IMF Tight-Lipped on Floods, But Could Pakistan Expect Some Favors?

After months of back-and-forth between Islamabad and Washington, DC, Pakistan has finally clinched a $1.1 billion bailout package with the International Monetary Fund, putting fears about an immediate default to rest. Surely, it’s a relief — at least for financial markets and the broader investment climate — but recent floods could complicate Pakistan’s path to economic stability. Would the IMF be willing to offer some flexibility on its deal terms during these unprecedented times?

The IMF’s conditions and macroeconomic targets were agreed upon before the floods fueled concerns about an economic and humanitarian crisis, and the fund’s latest statement didn’t mention anything about the calamity. Planning Minister Ahsan Iqbal recently told Reuters that the deadly floods will likely cost the country more than $10 billion, based on preliminary estimates.

Pakistan’s government could request a deferment of loan repayments given the national emergency, similar to extensions granted during the COVID-19 pandemic, Sana Tawfik, senior analyst at Arif Habib, told ProPakistani.

As part of the IMF deal, Pakistan will have to show a primary budget surplus of 0.2% of GDP in FY23. “Achieving a primary surplus would be a challenging task” amid lower collection in taxes due to imports’ curtailment, Sana said.

“We have received waivers for not achieving a primary surplus in the past,” she added.

Pakistan could put forth its case at a follow-up meeting with the IMF, setting the stage to potentially renegotiate or revisit some terms, Sana said. “It depends on how strong Pakistan’s case is … but I am sure the IMF will look into it,” she added.

Inflation and GDP Outlook

The IMF predicts the country’s GDP to slow to 3.5% in FY23 from last year’s 6%, while Arif Habib forecasts this fiscal year’s economic growth to instead clock in at 2.49%. Sana signaled disruptions to the agriculture, industrial and services sectors due to heavy monsoon rains, saying food inflationary pressures are expected to further intensify.

“Food shortage will drive supply side shocks,” Sana said. The IMF forecasts headline inflation accelerating to 19.9% in the ongoing fiscal year from 12.1% in fiscal 2022.

The State Bank of Pakistan on Aug. 22 estimated FY23 GDP growth between 3% and 4% but warned that rains could weigh on economic activity due to their expected impact on agricultural production. The SBP estimated inflation to peak in the first quarter after hitting 24.9% in July, with expectations for price growth to ease through the rest of the year as demand moderates.
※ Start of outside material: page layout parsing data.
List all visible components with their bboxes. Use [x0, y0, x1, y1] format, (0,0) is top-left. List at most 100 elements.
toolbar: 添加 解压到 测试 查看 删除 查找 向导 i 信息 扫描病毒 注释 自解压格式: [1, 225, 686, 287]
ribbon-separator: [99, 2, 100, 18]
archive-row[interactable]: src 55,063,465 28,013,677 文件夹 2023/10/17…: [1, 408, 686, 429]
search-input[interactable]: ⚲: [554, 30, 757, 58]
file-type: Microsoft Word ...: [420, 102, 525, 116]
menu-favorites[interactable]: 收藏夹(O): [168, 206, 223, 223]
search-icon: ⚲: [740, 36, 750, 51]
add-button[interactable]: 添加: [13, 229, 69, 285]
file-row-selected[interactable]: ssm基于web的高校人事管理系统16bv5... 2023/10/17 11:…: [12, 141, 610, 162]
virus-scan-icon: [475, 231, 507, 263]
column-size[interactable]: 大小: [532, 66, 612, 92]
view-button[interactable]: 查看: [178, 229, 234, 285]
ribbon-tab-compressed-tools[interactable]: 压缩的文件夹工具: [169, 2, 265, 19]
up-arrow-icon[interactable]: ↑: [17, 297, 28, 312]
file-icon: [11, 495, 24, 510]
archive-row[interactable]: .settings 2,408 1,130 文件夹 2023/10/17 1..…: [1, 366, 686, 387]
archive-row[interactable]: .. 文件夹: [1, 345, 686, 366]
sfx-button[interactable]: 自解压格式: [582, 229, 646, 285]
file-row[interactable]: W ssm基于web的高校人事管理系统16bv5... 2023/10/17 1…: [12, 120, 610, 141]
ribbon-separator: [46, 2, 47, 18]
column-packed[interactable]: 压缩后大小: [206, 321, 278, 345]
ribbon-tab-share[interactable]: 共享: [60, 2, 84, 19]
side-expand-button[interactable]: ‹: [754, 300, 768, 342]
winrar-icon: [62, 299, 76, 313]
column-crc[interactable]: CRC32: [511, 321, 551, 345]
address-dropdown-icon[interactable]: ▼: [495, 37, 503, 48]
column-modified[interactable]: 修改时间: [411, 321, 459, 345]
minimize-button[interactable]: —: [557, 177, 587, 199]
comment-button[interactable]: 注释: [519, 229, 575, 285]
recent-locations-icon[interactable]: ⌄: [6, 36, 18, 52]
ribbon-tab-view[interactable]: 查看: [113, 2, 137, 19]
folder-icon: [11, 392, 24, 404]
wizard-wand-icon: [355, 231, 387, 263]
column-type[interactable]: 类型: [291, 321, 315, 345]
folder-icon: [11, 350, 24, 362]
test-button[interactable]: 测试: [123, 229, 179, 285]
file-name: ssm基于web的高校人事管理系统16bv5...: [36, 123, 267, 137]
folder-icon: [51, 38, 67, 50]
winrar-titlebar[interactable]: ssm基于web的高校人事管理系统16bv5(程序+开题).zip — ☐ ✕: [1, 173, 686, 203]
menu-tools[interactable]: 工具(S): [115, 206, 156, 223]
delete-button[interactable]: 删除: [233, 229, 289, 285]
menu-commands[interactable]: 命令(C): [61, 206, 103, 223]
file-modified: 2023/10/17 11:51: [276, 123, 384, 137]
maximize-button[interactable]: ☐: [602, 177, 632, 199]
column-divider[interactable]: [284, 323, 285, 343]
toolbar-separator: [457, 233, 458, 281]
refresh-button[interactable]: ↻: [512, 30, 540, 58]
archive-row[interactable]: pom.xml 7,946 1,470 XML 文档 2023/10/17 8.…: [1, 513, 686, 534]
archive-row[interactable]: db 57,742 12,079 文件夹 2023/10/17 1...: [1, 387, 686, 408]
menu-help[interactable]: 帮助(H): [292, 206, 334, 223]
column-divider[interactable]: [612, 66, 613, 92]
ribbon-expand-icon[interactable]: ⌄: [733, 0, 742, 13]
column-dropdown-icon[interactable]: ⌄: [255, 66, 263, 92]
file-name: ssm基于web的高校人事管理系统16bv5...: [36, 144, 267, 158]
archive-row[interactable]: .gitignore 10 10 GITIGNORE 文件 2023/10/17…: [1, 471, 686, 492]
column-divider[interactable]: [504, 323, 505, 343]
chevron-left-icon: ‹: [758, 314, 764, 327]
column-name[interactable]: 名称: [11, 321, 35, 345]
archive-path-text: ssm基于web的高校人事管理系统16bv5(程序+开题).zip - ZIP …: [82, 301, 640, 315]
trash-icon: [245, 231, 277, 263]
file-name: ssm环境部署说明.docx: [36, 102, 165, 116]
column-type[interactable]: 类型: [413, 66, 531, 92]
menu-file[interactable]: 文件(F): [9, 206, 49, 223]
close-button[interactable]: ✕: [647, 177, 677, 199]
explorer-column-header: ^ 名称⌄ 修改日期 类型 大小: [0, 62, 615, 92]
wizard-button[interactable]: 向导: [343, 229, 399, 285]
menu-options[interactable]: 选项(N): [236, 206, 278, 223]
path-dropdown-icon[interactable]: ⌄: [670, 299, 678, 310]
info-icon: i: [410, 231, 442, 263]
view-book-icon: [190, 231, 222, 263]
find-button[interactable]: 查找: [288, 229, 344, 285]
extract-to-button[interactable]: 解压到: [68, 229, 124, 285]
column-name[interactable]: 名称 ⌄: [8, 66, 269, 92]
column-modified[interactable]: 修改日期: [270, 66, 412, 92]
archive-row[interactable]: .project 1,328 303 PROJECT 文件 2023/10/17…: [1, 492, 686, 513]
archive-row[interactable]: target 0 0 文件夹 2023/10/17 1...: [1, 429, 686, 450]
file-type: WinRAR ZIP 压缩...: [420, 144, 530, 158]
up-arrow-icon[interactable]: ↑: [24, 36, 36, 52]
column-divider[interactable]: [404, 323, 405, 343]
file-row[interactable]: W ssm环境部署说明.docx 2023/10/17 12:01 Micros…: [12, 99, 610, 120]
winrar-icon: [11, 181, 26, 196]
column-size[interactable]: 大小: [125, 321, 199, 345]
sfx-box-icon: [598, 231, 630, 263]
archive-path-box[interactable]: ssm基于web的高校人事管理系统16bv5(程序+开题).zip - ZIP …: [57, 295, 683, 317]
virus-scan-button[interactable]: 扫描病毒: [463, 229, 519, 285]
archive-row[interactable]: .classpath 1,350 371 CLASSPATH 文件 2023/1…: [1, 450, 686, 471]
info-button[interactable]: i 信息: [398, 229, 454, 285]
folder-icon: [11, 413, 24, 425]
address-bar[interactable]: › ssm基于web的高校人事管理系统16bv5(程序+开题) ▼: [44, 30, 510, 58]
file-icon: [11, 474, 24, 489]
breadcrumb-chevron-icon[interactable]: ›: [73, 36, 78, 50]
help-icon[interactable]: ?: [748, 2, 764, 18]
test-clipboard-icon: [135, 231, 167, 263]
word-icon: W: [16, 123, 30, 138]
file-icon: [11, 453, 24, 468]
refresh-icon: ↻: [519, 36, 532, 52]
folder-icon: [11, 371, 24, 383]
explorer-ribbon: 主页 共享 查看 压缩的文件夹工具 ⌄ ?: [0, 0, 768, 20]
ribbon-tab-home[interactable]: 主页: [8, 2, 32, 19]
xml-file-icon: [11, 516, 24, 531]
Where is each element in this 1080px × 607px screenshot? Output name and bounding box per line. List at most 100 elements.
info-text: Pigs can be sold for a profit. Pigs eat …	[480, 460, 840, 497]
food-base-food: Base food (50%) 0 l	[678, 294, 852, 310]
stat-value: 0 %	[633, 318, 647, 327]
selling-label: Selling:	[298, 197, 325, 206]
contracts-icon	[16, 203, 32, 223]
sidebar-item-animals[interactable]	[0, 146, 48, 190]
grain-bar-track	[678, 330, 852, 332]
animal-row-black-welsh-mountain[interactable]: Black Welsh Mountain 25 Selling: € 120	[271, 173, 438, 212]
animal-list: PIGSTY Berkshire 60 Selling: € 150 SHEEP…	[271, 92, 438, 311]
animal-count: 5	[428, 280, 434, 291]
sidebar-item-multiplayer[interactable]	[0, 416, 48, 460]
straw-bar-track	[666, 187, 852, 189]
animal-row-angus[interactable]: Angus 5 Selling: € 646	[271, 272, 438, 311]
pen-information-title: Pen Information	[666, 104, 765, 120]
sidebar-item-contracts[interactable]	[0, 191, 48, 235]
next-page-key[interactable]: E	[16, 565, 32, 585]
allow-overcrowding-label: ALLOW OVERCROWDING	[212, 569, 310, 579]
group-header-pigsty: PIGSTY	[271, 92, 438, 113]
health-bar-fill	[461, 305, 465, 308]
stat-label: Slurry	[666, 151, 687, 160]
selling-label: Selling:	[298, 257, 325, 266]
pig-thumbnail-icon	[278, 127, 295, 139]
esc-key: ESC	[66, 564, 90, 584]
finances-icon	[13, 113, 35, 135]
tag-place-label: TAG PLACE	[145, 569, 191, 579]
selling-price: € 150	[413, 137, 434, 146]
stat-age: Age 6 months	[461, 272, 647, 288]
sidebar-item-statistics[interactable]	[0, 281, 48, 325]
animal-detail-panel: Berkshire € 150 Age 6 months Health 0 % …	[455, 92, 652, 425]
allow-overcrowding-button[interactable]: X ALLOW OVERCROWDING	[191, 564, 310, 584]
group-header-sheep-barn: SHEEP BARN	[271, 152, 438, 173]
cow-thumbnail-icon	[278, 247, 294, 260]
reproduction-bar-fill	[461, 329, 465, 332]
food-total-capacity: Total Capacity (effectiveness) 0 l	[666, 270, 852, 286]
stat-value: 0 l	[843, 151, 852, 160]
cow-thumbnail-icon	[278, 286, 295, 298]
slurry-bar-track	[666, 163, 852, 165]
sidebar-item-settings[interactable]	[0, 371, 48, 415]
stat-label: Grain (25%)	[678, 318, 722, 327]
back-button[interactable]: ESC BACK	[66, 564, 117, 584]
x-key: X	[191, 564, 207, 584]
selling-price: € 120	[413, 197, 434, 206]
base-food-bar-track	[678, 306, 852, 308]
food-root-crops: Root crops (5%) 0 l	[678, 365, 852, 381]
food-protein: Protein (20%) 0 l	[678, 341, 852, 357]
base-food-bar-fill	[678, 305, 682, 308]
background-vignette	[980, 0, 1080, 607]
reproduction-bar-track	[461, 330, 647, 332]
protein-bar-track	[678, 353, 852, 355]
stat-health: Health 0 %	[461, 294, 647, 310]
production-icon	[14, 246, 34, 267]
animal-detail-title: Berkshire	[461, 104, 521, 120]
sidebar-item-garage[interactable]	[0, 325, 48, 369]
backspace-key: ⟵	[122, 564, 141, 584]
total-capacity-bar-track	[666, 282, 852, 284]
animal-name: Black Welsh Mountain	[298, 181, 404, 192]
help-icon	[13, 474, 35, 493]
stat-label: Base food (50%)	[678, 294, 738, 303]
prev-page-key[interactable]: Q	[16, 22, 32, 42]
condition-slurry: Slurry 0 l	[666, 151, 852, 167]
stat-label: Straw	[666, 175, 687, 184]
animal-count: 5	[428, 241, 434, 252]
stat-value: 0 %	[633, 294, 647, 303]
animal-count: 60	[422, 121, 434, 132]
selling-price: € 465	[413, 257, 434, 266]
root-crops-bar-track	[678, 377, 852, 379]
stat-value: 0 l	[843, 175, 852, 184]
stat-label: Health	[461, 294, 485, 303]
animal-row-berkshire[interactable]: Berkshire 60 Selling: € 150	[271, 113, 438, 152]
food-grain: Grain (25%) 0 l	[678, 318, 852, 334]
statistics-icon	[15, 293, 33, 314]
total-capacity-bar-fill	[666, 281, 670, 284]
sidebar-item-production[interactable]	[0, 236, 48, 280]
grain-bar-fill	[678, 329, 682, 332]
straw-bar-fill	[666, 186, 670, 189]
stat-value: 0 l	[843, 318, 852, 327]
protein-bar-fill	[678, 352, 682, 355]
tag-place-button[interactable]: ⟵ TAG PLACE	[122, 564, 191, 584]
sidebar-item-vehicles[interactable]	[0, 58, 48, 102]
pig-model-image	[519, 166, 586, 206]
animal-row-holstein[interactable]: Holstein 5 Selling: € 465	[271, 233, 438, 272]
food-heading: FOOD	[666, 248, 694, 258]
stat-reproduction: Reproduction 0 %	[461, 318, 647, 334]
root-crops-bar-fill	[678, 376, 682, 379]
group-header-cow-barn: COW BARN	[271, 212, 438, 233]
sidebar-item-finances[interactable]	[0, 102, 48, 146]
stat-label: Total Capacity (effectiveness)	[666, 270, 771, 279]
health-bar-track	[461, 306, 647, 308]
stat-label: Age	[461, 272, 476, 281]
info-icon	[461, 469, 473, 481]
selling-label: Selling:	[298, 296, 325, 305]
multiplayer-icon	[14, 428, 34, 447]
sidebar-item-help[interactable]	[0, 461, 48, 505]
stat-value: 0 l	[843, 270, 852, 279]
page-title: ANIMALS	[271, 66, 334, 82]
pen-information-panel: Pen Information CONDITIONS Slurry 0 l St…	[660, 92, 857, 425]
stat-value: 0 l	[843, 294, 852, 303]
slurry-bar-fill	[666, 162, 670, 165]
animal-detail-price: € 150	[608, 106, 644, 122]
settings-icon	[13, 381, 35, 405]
Nearly 80,000 to 100,000 square kilometer of area is estimated to have been affected by the recent spell of heavy rains, compared with more than 150,000 sq kms of area impacted in 2010, according to an Arif Habib report from Aug. 29. About 3.4% of the total cultivated area has been damaged, which is “a key cause of concern as agriculture contributes close to 19% to the GDP of Pakistan, employing nearly 42% of the workforce,” the report showed.

Where is the USD-PKR Rate Headed?

While there is uncertainty as to how the IMF would approach a potential request from Pakistan for relaxation on some of the terms, there is something to celebrate. The IMF pact not only releases crucial funds needed to keep the economy afloat but also paves the way to unlock future funding from allies. With foreign exchange reserves expected to get a boost, including due to aid for the flood victims, the USD-PKR rate could see much-needed recovery and stability.

“After IMF endorsement, more dollar funding for Pakistan is likely from bilateral, multi-lateral and other sources which will support foreign exchange reserves,” Topline Securities’ Umair Naseer said in a report. “This will also bring stability to the currency which had recently come under pressure over the uncertainty of IMF program future.”

Sana projects the USD-PKR rate remaining range-bound in the short term but reaching between the 205 and 210 level by December. “The timing of the inflows we are expecting would be crucial,” as well as the trajectory of international commodity prices and the performance of the dollar index, she said.

Conclusion

To say the least, Pakistan is at a critical economic juncture and the road ahead could be a bumpy one. While the IMF deal helps shore up reserves and stabilize the currency, the job is not done yet. The IMF has demanded structural reforms to strengthen governance and improve the business environment, which, if delivered, would go a long way in strengthening our fundamentals. However, the recent floods could derail Pakistan’s economic recovery, triggering the need to engage constructively with the IMF regarding on-ground realities. The IMF should be willing to listen, but are we ready to have that conversation? We’ll find out.